Most importantly, she noticed that

one needs the internet nowadays.

A child's drawing. On the left, a smartphone with WhatsApp, saying 'calls with WhatsApp'. In the middle a TV saying 'watching movies'. On the right, a laptop with lots of open windowns.

Her drawing shows how she uses the internet: calls using WhatsApp, watching movies online, and a laptop with open windows on the screen.

She would ask the dragon that can explain one thing she always wanted to know about the internet:

What is the internet? How does it work at all? How does it function?

What she would change has to do with her earlier remark about stupid things:

I would make it so that there are less stupid things. It would be good to use the internet for better things, but not for useless things, that one doesn’t actually need.

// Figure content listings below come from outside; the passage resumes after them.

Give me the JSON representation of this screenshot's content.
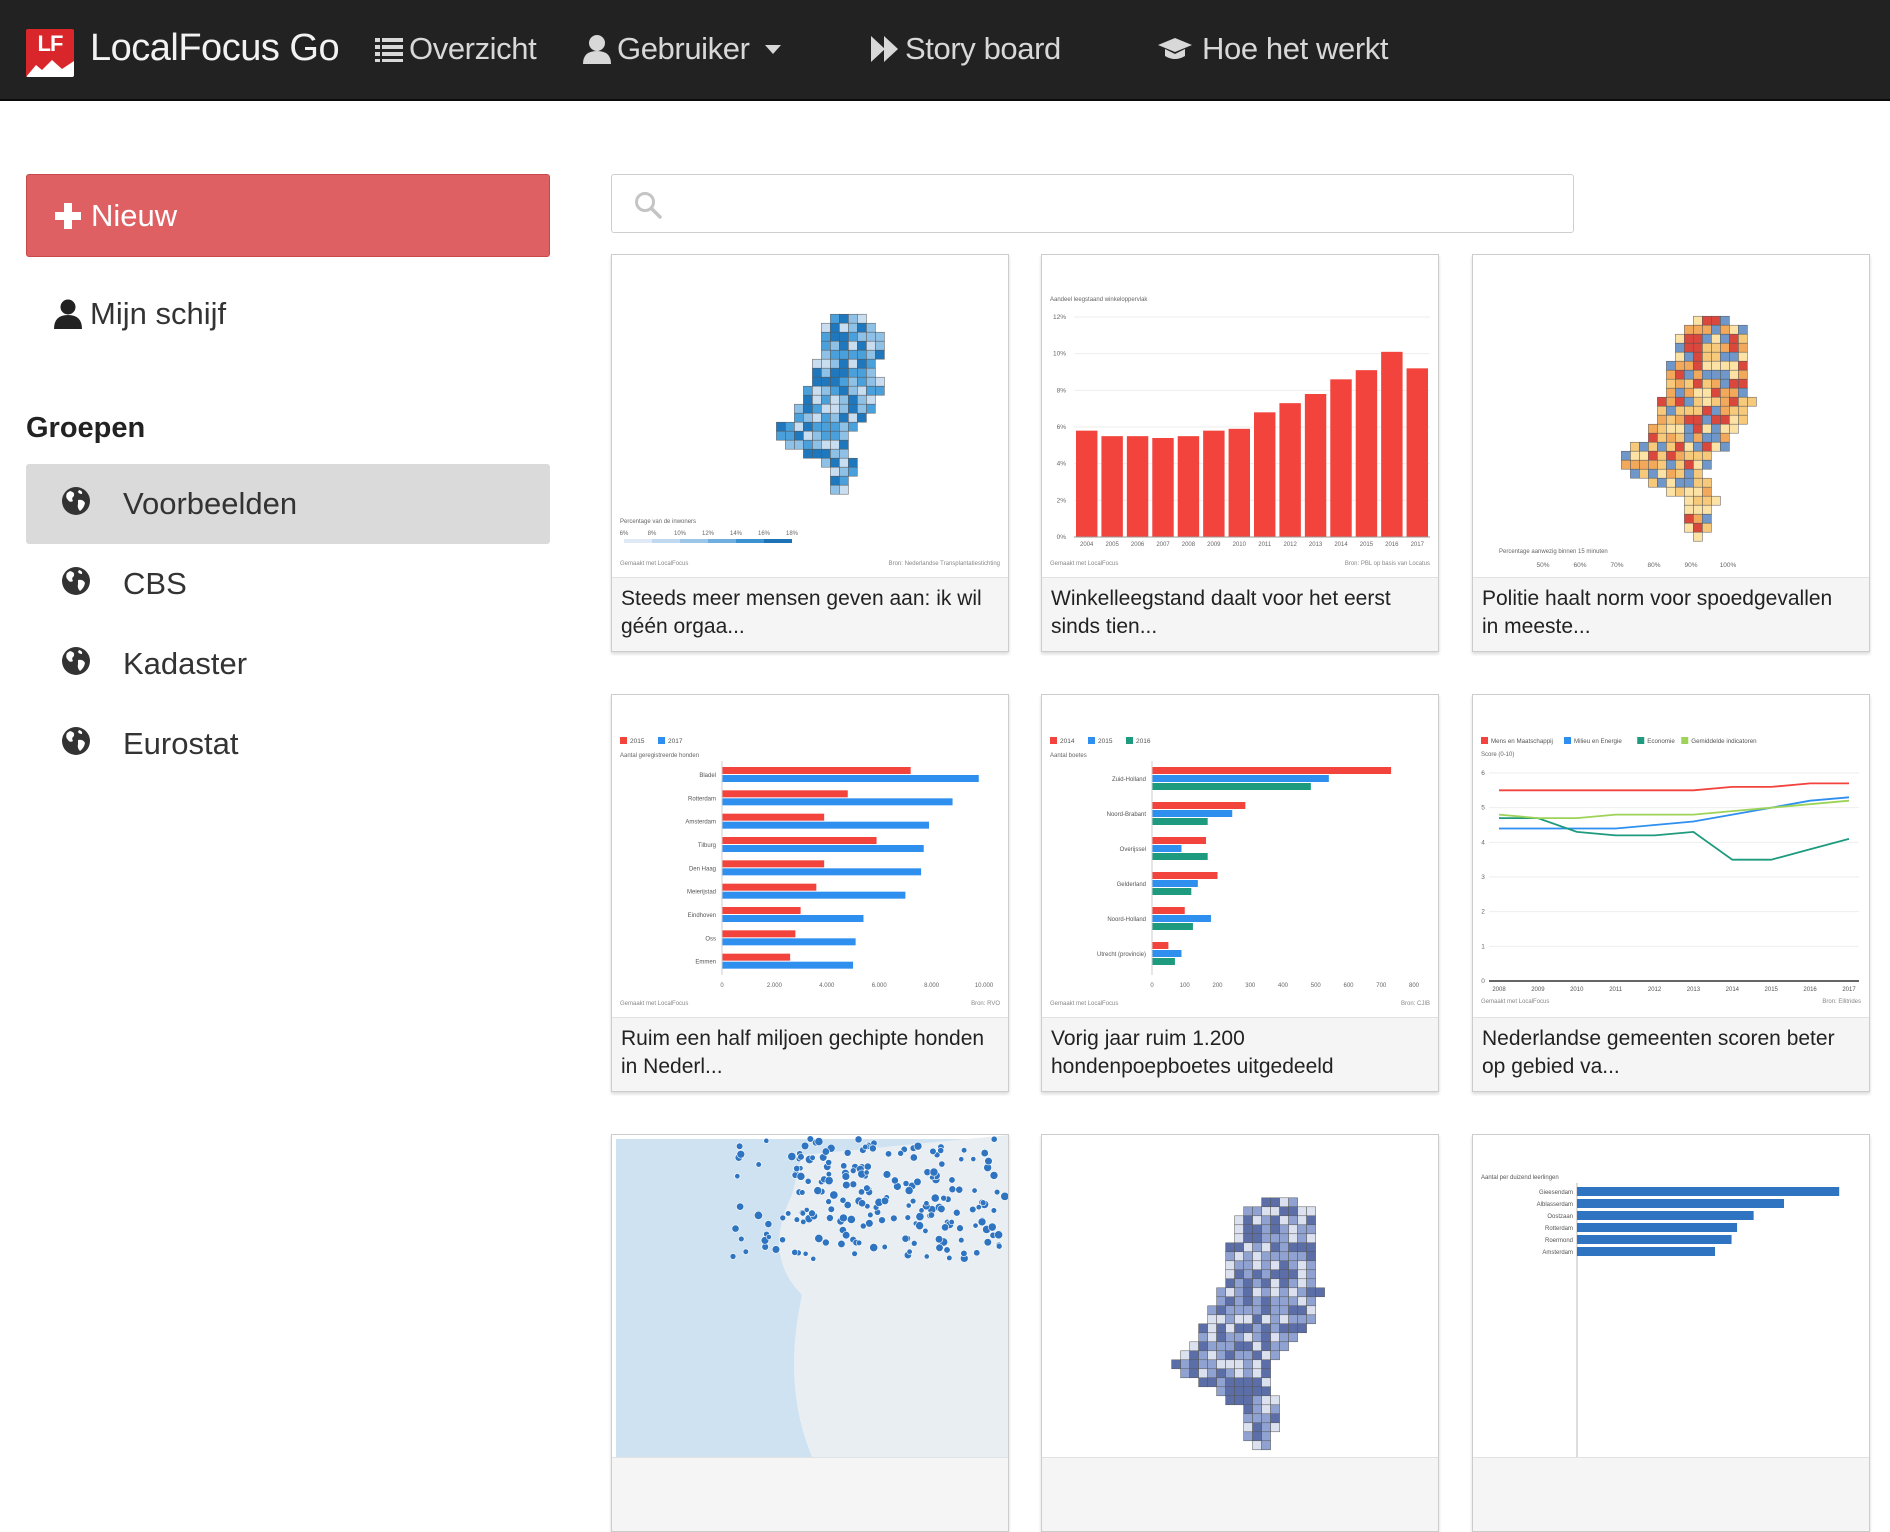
{
  "brand": {
    "logo_text": "LF",
    "name": "LocalFocus Go"
  },
  "nav": {
    "items": [
      {
        "label": "Overzicht",
        "icon": "list-icon"
      },
      {
        "label": "Gebruiker",
        "icon": "user-icon"
      },
      {
        "label": "Story board",
        "icon": "fast-forward-icon"
      },
      {
        "label": "Hoe het werkt",
        "icon": "graduation-cap-icon"
      }
    ]
  },
  "sidebar": {
    "new_button": "Nieuw",
    "my_drive": "Mijn schijf",
    "groups_title": "Groepen",
    "groups": [
      {
        "label": "Voorbeelden",
        "active": true
      },
      {
        "label": "CBS",
        "active": false
      },
      {
        "label": "Kadaster",
        "active": false
      },
      {
        "label": "Eurostat",
        "active": false
      }
    ]
  },
  "search": {
    "value": "",
    "placeholder": ""
  },
  "cards": [
    {
      "title": "Steeds meer mensen geven aan: ik wil géén orgaa...",
      "type": "map",
      "legend_title": "Percentage van de inwoners",
      "legend_ticks": [
        "6%",
        "8%",
        "10%",
        "12%",
        "14%",
        "16%",
        "18%"
      ],
      "footer_left": "Gemaakt met LocalFocus",
      "footer_right": "Bron: Nederlandse Transplantatiestichting",
      "colors": [
        "#c9ddf0",
        "#8fc1e6",
        "#4aa0db",
        "#1f78bd"
      ]
    },
    {
      "title": "Winkelleegstand daalt voor het eerst sinds tien...",
      "type": "bar",
      "chart_data": {
        "type": "bar",
        "ylabel": "Aandeel leegstaand winkeloppervlak",
        "categories": [
          "2004",
          "2005",
          "2006",
          "2007",
          "2008",
          "2009",
          "2010",
          "2011",
          "2012",
          "2013",
          "2014",
          "2015",
          "2016",
          "2017"
        ],
        "values": [
          5.8,
          5.5,
          5.5,
          5.4,
          5.5,
          5.8,
          5.9,
          6.8,
          7.3,
          7.8,
          8.6,
          9.1,
          10.1,
          9.2
        ],
        "yticks": [
          "0%",
          "2%",
          "4%",
          "6%",
          "8%",
          "10%",
          "12%"
        ],
        "ylim": [
          0,
          12
        ],
        "color": "#f2433c"
      },
      "footer_left": "Gemaakt met LocalFocus",
      "footer_right": "Bron: PBL op basis van Locatus"
    },
    {
      "title": "Politie haalt norm voor spoedgevallen in meeste...",
      "type": "map",
      "legend_title": "Percentage aanwezig binnen 15 minuten",
      "legend_ticks": [
        "50%",
        "60%",
        "70%",
        "80%",
        "90%",
        "100%"
      ],
      "colors": [
        "#fde2a6",
        "#f7c97a",
        "#f3a95c",
        "#6f97c9",
        "#d9473d"
      ]
    },
    {
      "title": "Ruim een half miljoen gechipte honden in Nederl...",
      "type": "hbar",
      "chart_data": {
        "type": "bar",
        "orientation": "horizontal",
        "xlabel": "Aantal geregistreerde honden",
        "categories": [
          "Bladel",
          "Rotterdam",
          "Amsterdam",
          "Tilburg",
          "Den Haag",
          "Meierijstad",
          "Eindhoven",
          "Oss",
          "Emmen"
        ],
        "series": [
          {
            "name": "2015",
            "color": "#f2433c",
            "values": [
              7200,
              4800,
              3900,
              5900,
              3900,
              3600,
              3000,
              2800,
              2600
            ]
          },
          {
            "name": "2017",
            "color": "#2f8fef",
            "values": [
              9800,
              8800,
              7900,
              7700,
              7600,
              7000,
              5400,
              5100,
              5000
            ]
          }
        ],
        "xticks": [
          "0",
          "2.000",
          "4.000",
          "6.000",
          "8.000",
          "10.000"
        ],
        "xlim": [
          0,
          10000
        ]
      },
      "footer_left": "Gemaakt met LocalFocus",
      "footer_right": "Bron: RVO"
    },
    {
      "title": "Vorig jaar ruim 1.200 hondenpoepboetes uitgedeeld",
      "type": "hbar",
      "chart_data": {
        "type": "bar",
        "orientation": "horizontal",
        "xlabel": "Aantal boetes",
        "categories": [
          "Zuid-Holland",
          "Noord-Brabant",
          "Overijssel",
          "Gelderland",
          "Noord-Holland",
          "Utrecht (provincie)"
        ],
        "series": [
          {
            "name": "2014",
            "color": "#f2433c",
            "values": [
              730,
              285,
              165,
              200,
              100,
              50
            ]
          },
          {
            "name": "2015",
            "color": "#2f8fef",
            "values": [
              540,
              245,
              90,
              140,
              180,
              90
            ]
          },
          {
            "name": "2016",
            "color": "#1e9a7e",
            "values": [
              485,
              170,
              170,
              120,
              125,
              70
            ]
          }
        ],
        "xticks": [
          "0",
          "100",
          "200",
          "300",
          "400",
          "500",
          "600",
          "700",
          "800"
        ],
        "xlim": [
          0,
          800
        ]
      },
      "footer_left": "Gemaakt met LocalFocus",
      "footer_right": "Bron: CJIB"
    },
    {
      "title": "Nederlandse gemeenten scoren beter op gebied va...",
      "type": "line",
      "chart_data": {
        "type": "line",
        "ylabel": "Score (0-10)",
        "x": [
          "2008",
          "2009",
          "2010",
          "2011",
          "2012",
          "2013",
          "2014",
          "2015",
          "2016",
          "2017"
        ],
        "series": [
          {
            "name": "Mens en Maatschappij",
            "color": "#f2433c",
            "values": [
              5.5,
              5.5,
              5.5,
              5.5,
              5.5,
              5.5,
              5.6,
              5.6,
              5.7,
              5.7
            ]
          },
          {
            "name": "Milieu en Energie",
            "color": "#2f8fef",
            "values": [
              4.4,
              4.4,
              4.4,
              4.4,
              4.5,
              4.6,
              4.8,
              5.0,
              5.2,
              5.3
            ]
          },
          {
            "name": "Economie",
            "color": "#1e9a7e",
            "values": [
              4.7,
              4.7,
              4.3,
              4.2,
              4.2,
              4.3,
              3.5,
              3.5,
              3.8,
              4.1
            ]
          },
          {
            "name": "Gemiddelde indicatoren",
            "color": "#9dd357",
            "values": [
              4.8,
              4.7,
              4.7,
              4.8,
              4.8,
              4.8,
              4.9,
              5.0,
              5.1,
              5.2
            ]
          }
        ],
        "yticks": [
          "0",
          "1",
          "2",
          "3",
          "4",
          "5",
          "6"
        ],
        "ylim": [
          0,
          6
        ]
      },
      "footer_left": "Gemaakt met LocalFocus",
      "footer_right": "Bron: Ellitrides"
    },
    {
      "title": "",
      "type": "dotmap",
      "colors": [
        "#cfe2f1",
        "#2e74c0"
      ]
    },
    {
      "title": "",
      "type": "map2",
      "colors": [
        "#dbe1ef",
        "#8fa2d1",
        "#5c6ea8"
      ]
    },
    {
      "title": "",
      "type": "hbar2",
      "chart_data": {
        "type": "bar",
        "orientation": "horizontal",
        "xlabel": "Aantal per duizend leerlingen",
        "categories": [
          "Gieesendam",
          "Alblasserdam",
          "Oostzaan",
          "Rotterdam",
          "Roermond",
          "Amsterdam"
        ],
        "values": [
          95,
          75,
          64,
          58,
          56,
          50
        ],
        "color": "#2e74c0",
        "xlim": [
          0,
          100
        ]
      }
    }
  ]
}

When I asked her what she meant by “stupid things”, she replied:

Useless videos where one talks about nonsense. And one can also google stupid things, for example “how long will i be alive?” and stuff like that.

Patterns

From the interviews I made until now, there seems to be a cut between then age where kids don’t own a device and use the internet to watch movies, series or listen to music and the age where they start owning a device and then they start talking to their friends, and create accounts on social media. This seems to happen roughly at ages 9-10.

I’m still surprised at the amount of ideas that kids have, when asked what they would change on the internet if they could. I’m sure there’s more if one goes looking for it.

Thanks

Thanks to my friends who made all these interviews possible either by allowing me to meet their children, or their younger siblings: Anna, Christa, Aline, Cindy, and Martina.